Collegians submit comments opposing BOEM’s inadequate right whale protection strategy

Photo: CFACT Collegians Julia Heath of Liberty University in Virginia (top left), Johnny Uribe of Sam Houston State University in Texas (top right), and Luke Gratz of the University of Pittsburgh in Pennsylvania (bottom left), submit comments to BOEM on the right whale strategy plan.

CFACT Collegians from Virginia, Pennsylvania, Indiana, Washington, D.C., Texas, and Arizona submitted official comments to the Bureau of Ocean Energy Management (BOEM) criticizing BOEM’s North Atlantic Right Whale (NARW) offshore wind (OSW) protection strategy for not doing enough to ensure the survival of the right whale.

Farrell Sessler of Grand Canyon University in Arizona makes her submission.

While usually government agencies give the potential impacts on wildlife far more importance than the benefits of infrastructure or energy projects in making regulations, this time, BOEM and other bureaucracies are turning a blind eye to the plight of the right whale in order to ram through President Biden’s offshore wind agenda.

While BOEM’s policy will impact many projects, CFACT Collegians focused on the impact that Dominion Energy’s Virginia offshore wind project would have on the right whale through this BOEM policy as a case study.

“My name is Julia, and I am a student with CFACT at Liberty University [in Virginia]. The North Atlantic right whale is an endangered species, with only 300 of these whales being left in the world. [Dominion’s] wind turbine project will be built directly in the path of these whales’ migratory path, posing a significant threat to their safety and population,” a submission from CFACT Collegian Julia Heath in Virginia read.

“This wind turbine project will feature 176 turbines, each 700 feet tall with blades longer than a football field,” read another submission by Luke Gratz, a CFACT student at the University of Pittsburgh, Bradford. “A 10 megawatt (MW) turbine causes 180 decibels of sound underwater, which is greater than the NOAA limit of 120 decibels for marine life.”

Johnny Uribe of Sam Houston State University in Texas echoed Luke’s concerns in his submission, writing, “The turbines in this Virginia offshore project will be 14-15 MW, and thus will cause even greater, harmful sound to the whales than a 10 MW turbine.”

Kara Howey of American University proudly displays her submission.

In Washington, D.C., American University student Kara Howey has the same worries as Uribe. Howey informs, “This harmful sound will force the whales to migrate around the turbine project area, pushing them into busy shipping lane traffic on either side, greatly increasing the chance of whale to boat collision fatalities.”

The Biden Administration has made it a top priority to transition to “renewable” energy, and offshore wind turbines are a major part of that strategy. Achieving this goal is such a high priority for the president that executive agencies are ignoring the real, obvious threat such massive wind turbines would have to marine life such as the endangered right whale.

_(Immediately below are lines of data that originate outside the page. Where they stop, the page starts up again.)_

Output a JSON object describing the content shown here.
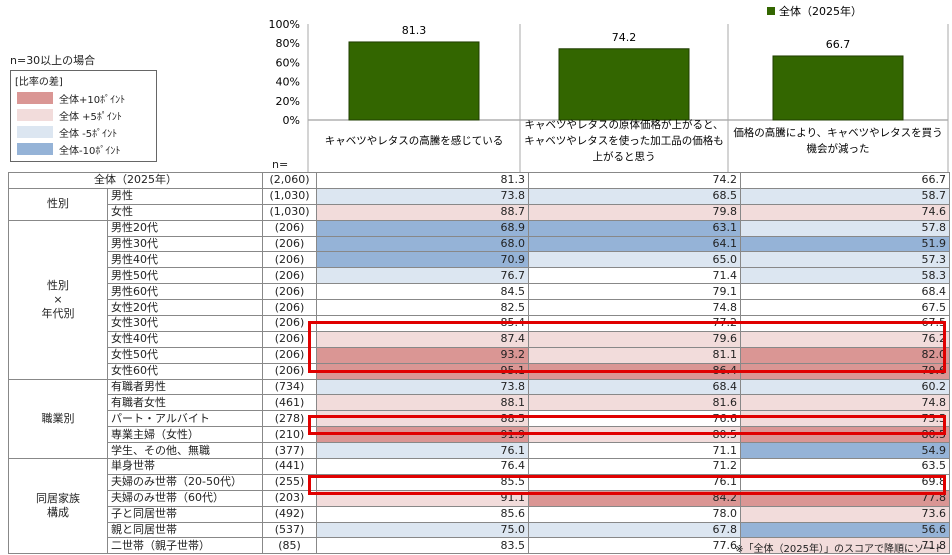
{
  "note_n": "n=30以上の場合",
  "legend": {
    "title": "[比率の差]",
    "items": [
      {
        "label": "全体+10ﾎﾟｲﾝﾄ",
        "color": "#da9694"
      },
      {
        "label": "全体 +5ﾎﾟｲﾝﾄ",
        "color": "#f2dcdb"
      },
      {
        "label": "全体 -5ﾎﾟｲﾝﾄ",
        "color": "#dce6f1"
      },
      {
        "label": "全体-10ﾎﾟｲﾝﾄ",
        "color": "#95b3d7"
      }
    ]
  },
  "n_header": "n=",
  "footnote": "※「全体（2025年）」のスコアで降順にソート",
  "chart_data": {
    "type": "bar",
    "categories": [
      "キャベツやレタスの高騰を感じている",
      "キャベツやレタスの原体価格が上がると、キャベツやレタスを使った加工品の価格も上がると思う",
      "価格の高騰により、キャベツやレタスを買う機会が減った"
    ],
    "category_lines": [
      [
        "キャベツやレタスの高騰を感じている"
      ],
      [
        "キャベツやレタスの原体価格が上がると、",
        "キャベツやレタスを使った加工品の価格も",
        "上がると思う"
      ],
      [
        "価格の高騰により、キャベツやレタスを買う",
        "機会が減った"
      ]
    ],
    "series": [
      {
        "name": "全体（2025年）",
        "values": [
          81.3,
          74.2,
          66.7
        ]
      }
    ],
    "value_labels": [
      "81.3",
      "74.2",
      "66.7"
    ],
    "ylim": [
      0,
      100
    ],
    "yticks": [
      "0%",
      "20%",
      "40%",
      "60%",
      "80%",
      "100%"
    ],
    "bar_color": "#336600",
    "legend_position": "top-right"
  },
  "table": {
    "total": {
      "label": "全体（2025年）",
      "n": "(2,060)",
      "values": [
        "81.3",
        "74.2",
        "66.7"
      ]
    },
    "groups": [
      {
        "label_lines": [
          "性別"
        ],
        "rows": [
          {
            "label": "男性",
            "n": "(1,030)",
            "values": [
              "73.8",
              "68.5",
              "58.7"
            ],
            "shade": [
              "m5",
              "m5",
              "m5"
            ]
          },
          {
            "label": "女性",
            "n": "(1,030)",
            "values": [
              "88.7",
              "79.8",
              "74.6"
            ],
            "shade": [
              "p5",
              "p5",
              "p5"
            ]
          }
        ]
      },
      {
        "label_lines": [
          "性別",
          "×",
          "年代別"
        ],
        "rows": [
          {
            "label": "男性20代",
            "n": "(206)",
            "values": [
              "68.9",
              "63.1",
              "57.8"
            ],
            "shade": [
              "m10",
              "m10",
              "m5"
            ]
          },
          {
            "label": "男性30代",
            "n": "(206)",
            "values": [
              "68.0",
              "64.1",
              "51.9"
            ],
            "shade": [
              "m10",
              "m10",
              "m10"
            ]
          },
          {
            "label": "男性40代",
            "n": "(206)",
            "values": [
              "70.9",
              "65.0",
              "57.3"
            ],
            "shade": [
              "m10",
              "m5",
              "m5"
            ]
          },
          {
            "label": "男性50代",
            "n": "(206)",
            "values": [
              "76.7",
              "71.4",
              "58.3"
            ],
            "shade": [
              "m5",
              "",
              "m5"
            ]
          },
          {
            "label": "男性60代",
            "n": "(206)",
            "values": [
              "84.5",
              "79.1",
              "68.4"
            ],
            "shade": [
              "",
              "",
              ""
            ]
          },
          {
            "label": "女性20代",
            "n": "(206)",
            "values": [
              "82.5",
              "74.8",
              "67.5"
            ],
            "shade": [
              "",
              "",
              ""
            ]
          },
          {
            "label": "女性30代",
            "n": "(206)",
            "values": [
              "85.4",
              "77.2",
              "67.5"
            ],
            "shade": [
              "",
              "",
              ""
            ]
          },
          {
            "label": "女性40代",
            "n": "(206)",
            "values": [
              "87.4",
              "79.6",
              "76.2"
            ],
            "shade": [
              "p5",
              "p5",
              "p5"
            ]
          },
          {
            "label": "女性50代",
            "n": "(206)",
            "values": [
              "93.2",
              "81.1",
              "82.0"
            ],
            "shade": [
              "p10",
              "p5",
              "p10"
            ]
          },
          {
            "label": "女性60代",
            "n": "(206)",
            "values": [
              "95.1",
              "86.4",
              "79.6"
            ],
            "shade": [
              "p10",
              "p10",
              "p10"
            ]
          }
        ]
      },
      {
        "label_lines": [
          "職業別"
        ],
        "rows": [
          {
            "label": "有職者男性",
            "n": "(734)",
            "values": [
              "73.8",
              "68.4",
              "60.2"
            ],
            "shade": [
              "m5",
              "m5",
              "m5"
            ]
          },
          {
            "label": "有職者女性",
            "n": "(461)",
            "values": [
              "88.1",
              "81.6",
              "74.8"
            ],
            "shade": [
              "p5",
              "p5",
              "p5"
            ]
          },
          {
            "label": "パート・アルバイト",
            "n": "(278)",
            "values": [
              "88.5",
              "76.6",
              "75.5"
            ],
            "shade": [
              "p5",
              "",
              "p5"
            ]
          },
          {
            "label": "専業主婦（女性）",
            "n": "(210)",
            "values": [
              "91.9",
              "80.5",
              "80.5"
            ],
            "shade": [
              "p10",
              "p5",
              "p10"
            ]
          },
          {
            "label": "学生、その他、無職",
            "n": "(377)",
            "values": [
              "76.1",
              "71.1",
              "54.9"
            ],
            "shade": [
              "m5",
              "",
              "m10"
            ]
          }
        ]
      },
      {
        "label_lines": [
          "同居家族",
          "構成"
        ],
        "rows": [
          {
            "label": "単身世帯",
            "n": "(441)",
            "values": [
              "76.4",
              "71.2",
              "63.5"
            ],
            "shade": [
              "",
              "",
              ""
            ]
          },
          {
            "label": "夫婦のみ世帯（20-50代）",
            "n": "(255)",
            "values": [
              "85.5",
              "76.1",
              "69.8"
            ],
            "shade": [
              "",
              "",
              ""
            ]
          },
          {
            "label": "夫婦のみ世帯（60代）",
            "n": "(203)",
            "values": [
              "91.1",
              "84.2",
              "77.8"
            ],
            "shade": [
              "p5",
              "p10",
              "p10"
            ]
          },
          {
            "label": "子と同居世帯",
            "n": "(492)",
            "values": [
              "85.6",
              "78.0",
              "73.6"
            ],
            "shade": [
              "",
              "",
              "p5"
            ]
          },
          {
            "label": "親と同居世帯",
            "n": "(537)",
            "values": [
              "75.0",
              "67.8",
              "56.6"
            ],
            "shade": [
              "m5",
              "m5",
              "m10"
            ]
          },
          {
            "label": "二世帯（親子世帯）",
            "n": "(85)",
            "values": [
              "83.5",
              "77.6",
              "71.8"
            ],
            "shade": [
              "",
              "",
              "p5"
            ]
          }
        ]
      }
    ]
  }
}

Federal bureaucracies like BOEM are rubber stamping environmental reviews to push “green” energy no matter the cost.

Kyle Reynolds of Indiana University, Bloomington submits his comments to BOEM.

“This [turbine] sound will also cause the Right Whales to go around the turbines and straight into the higher traffic shipping lane, which will cause even more deaths due to collisions,” wrote Farrell Sessler of Grand Canyon University in Arizona. “There may also be collisions due to servicing boats that attend to the turbines. In addition, based on the case of Maine Lobstermen’s Assoc. v. NMFS, any activity that causes harm to the North Atlantic Right Whale is prohibited based on the NMFS’ determination that even causing a single Right Whale death is unallowable. Are these risks and deaths worth the outcome? I beg you to listen and change your mind.”

“I am opposed to the proposed wind turbine project off the Virginia coast because there does not seem to be a compelling rationale for the project that justifies the potential danger it poses to the North Atlantic Right Whale, an endangered species,” said Kyle Reynolds of Indiana University, Bloomington. “To quote the National Marine Fisheries Service ‘for the [Right Whale] species to recover, the population cannot sustain, over the course of a year, the death or injury of a single individual due to human causes.’ And, it is more than plausible that this project will cause such injury to North Atlantic Right Whales.”

The issue of the right whale, BOEM’s Strategy plan, and the status of Dominion Energy’s massive Virginia offshore wind project are all in flux. CFACT, along with the Heartland Institute and the American Coalition for Ocean Protection have formed a coalition that has retained legal counsel to advise on the government’s decisions regarding the environmental impact of Dominion’s wind project, and are ready to pursue litigation if such action would become necessary.